Document Search Pipeline

When you ask a question, Thallus searches your documents using multiple signals and stages to find the most relevant passages. This approach is faster and more accurate than searching every chunk in your entire knowledge base.

How search works

Thallus identifies the most relevant documents from your knowledge base, then retrieves the best matching passages from those documents. Both semantic similarity and keyword matching are used at each stage, and results from each method are combined to produce a unified ranking.

The initial document selection uses a loose threshold to avoid missing documents that might contain relevant passages. Passage retrieval applies stricter thresholds, and results are capped per document to prevent any single document from dominating.


Query expansion

Your question is automatically expanded into multiple search variants to improve coverage across different terminology and phrasings:

Query expansion example
Your question
"What is our sales quota policy?"
↓ expanded into search variants
sales quota policy quota attainment targets sales compensation plan quota rules by role sales performance metrics

Variants cover different phrasings and aspects of your question to improve coverage.


How results are ranked

Documents and passages are ranked by relevance to your question using multiple signals. Documents found by multiple query variants and by both search methods (semantic + keyword) rank higher than those found by a single variant or method. Passages are similarly ranked using a combination of relevance signals to surface the best matches.

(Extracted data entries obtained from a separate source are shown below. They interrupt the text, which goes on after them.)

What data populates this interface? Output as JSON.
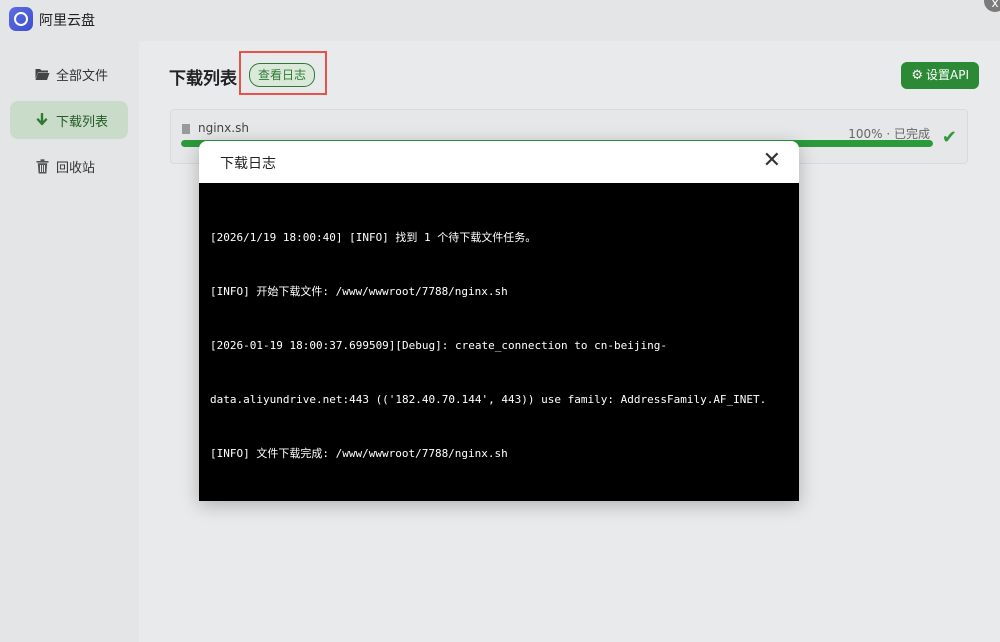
{
  "app": {
    "title": "阿里云盘",
    "close_glyph": "x"
  },
  "sidebar": {
    "items": [
      {
        "label": "全部文件",
        "icon": "folder-open-icon",
        "active": false
      },
      {
        "label": "下载列表",
        "icon": "arrow-down-icon",
        "active": true
      },
      {
        "label": "回收站",
        "icon": "trash-icon",
        "active": false
      }
    ]
  },
  "main": {
    "title": "下载列表",
    "log_button": "查看日志",
    "api_button": "设置API",
    "downloads": [
      {
        "file": "nginx.sh",
        "status": "100% · 已完成",
        "progress": 100
      }
    ]
  },
  "dialog": {
    "title": "下载日志",
    "close_glyph": "✕",
    "lines": [
      "[2026/1/19 18:00:40] [INFO] 找到 1 个待下载文件任务。",
      "[INFO] 开始下载文件: /www/wwwroot/7788/nginx.sh",
      "[2026-01-19 18:00:37.699509][Debug]: create_connection to cn-beijing-",
      "data.aliyundrive.net:443 (('182.40.70.144', 443)) use family: AddressFamily.AF_INET.",
      "[INFO] 文件下载完成: /www/wwwroot/7788/nginx.sh"
    ]
  },
  "colors": {
    "accent": "#2c8a36",
    "highlight": "#e6534a"
  }
}
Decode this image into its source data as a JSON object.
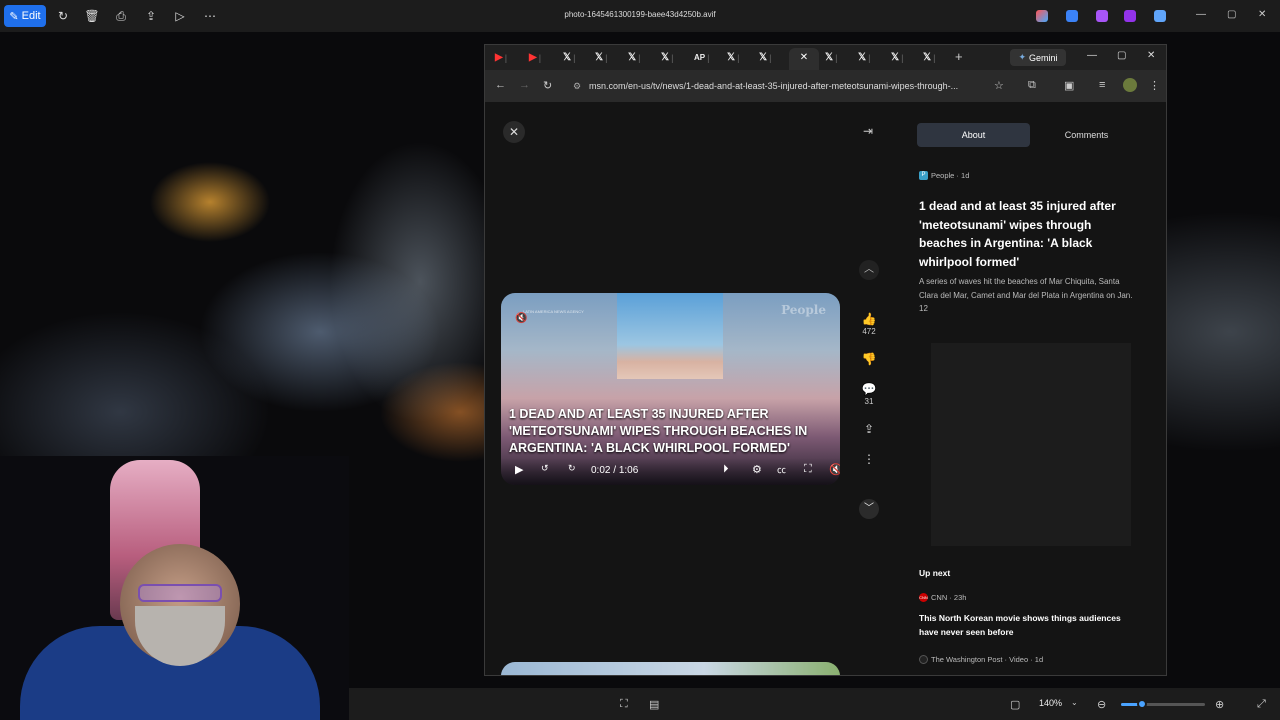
{
  "viewer": {
    "edit_label": "Edit",
    "file_title": "photo-1645461300199-baee43d4250b.avif",
    "zoom_level": "140%",
    "zoom_fraction": 0.25
  },
  "browser": {
    "gemini_label": "Gemini",
    "url": "msn.com/en-us/tv/news/1-dead-and-at-least-35-injured-after-meteotsunami-wipes-through-...",
    "tabs": [
      "YouTube",
      "YouTube",
      "X",
      "X",
      "X",
      "X",
      "AP",
      "X",
      "X",
      "msn",
      "X",
      "X",
      "X"
    ]
  },
  "page": {
    "tabs": {
      "about": "About",
      "comments": "Comments"
    },
    "source": "People · 1d",
    "headline": "1 dead and at least 35 injured after 'meteotsunami' wipes through beaches in Argentina: 'A black whirlpool formed'",
    "summary": "A series of waves hit the beaches of Mar Chiquita, Santa Clara del Mar, Camet and Mar del Plata in Argentina on Jan. 12",
    "likes": "472",
    "comments_count": "31",
    "up_next_label": "Up next",
    "up_next": [
      {
        "source": "CNN · 23h",
        "title": "This North Korean movie shows things audiences have never seen before"
      },
      {
        "source": "The Washington Post · Video · 1d",
        "title": ""
      }
    ]
  },
  "video": {
    "brand": "LATIN AMERICA NEWS AGENCY",
    "watermark": "People",
    "caption": "1 DEAD AND AT LEAST 35 INJURED AFTER 'METEOTSUNAMI' WIPES THROUGH BEACHES IN ARGENTINA: 'A BLACK WHIRLPOOL FORMED'",
    "current_time": "0:02",
    "separator": "/",
    "duration": "1:06"
  }
}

Why a document might not appear

If a document you expected doesn't show up in results, check these common causes:

  • Below discovery threshold — The synopsis doesn't match closely enough
  • Outranked — The document matched but didn't rank high enough to advance
  • Collection excluded — The collection has Include in research turned off (see Collections)
  • Access restricted — The document is in another user's personal collection
  • Not yet processed — The document is still pending or processing (see Processing)

Deep research

For complex questions, Thallus runs deeper searches to ensure comprehensive coverage and filters results for relevance.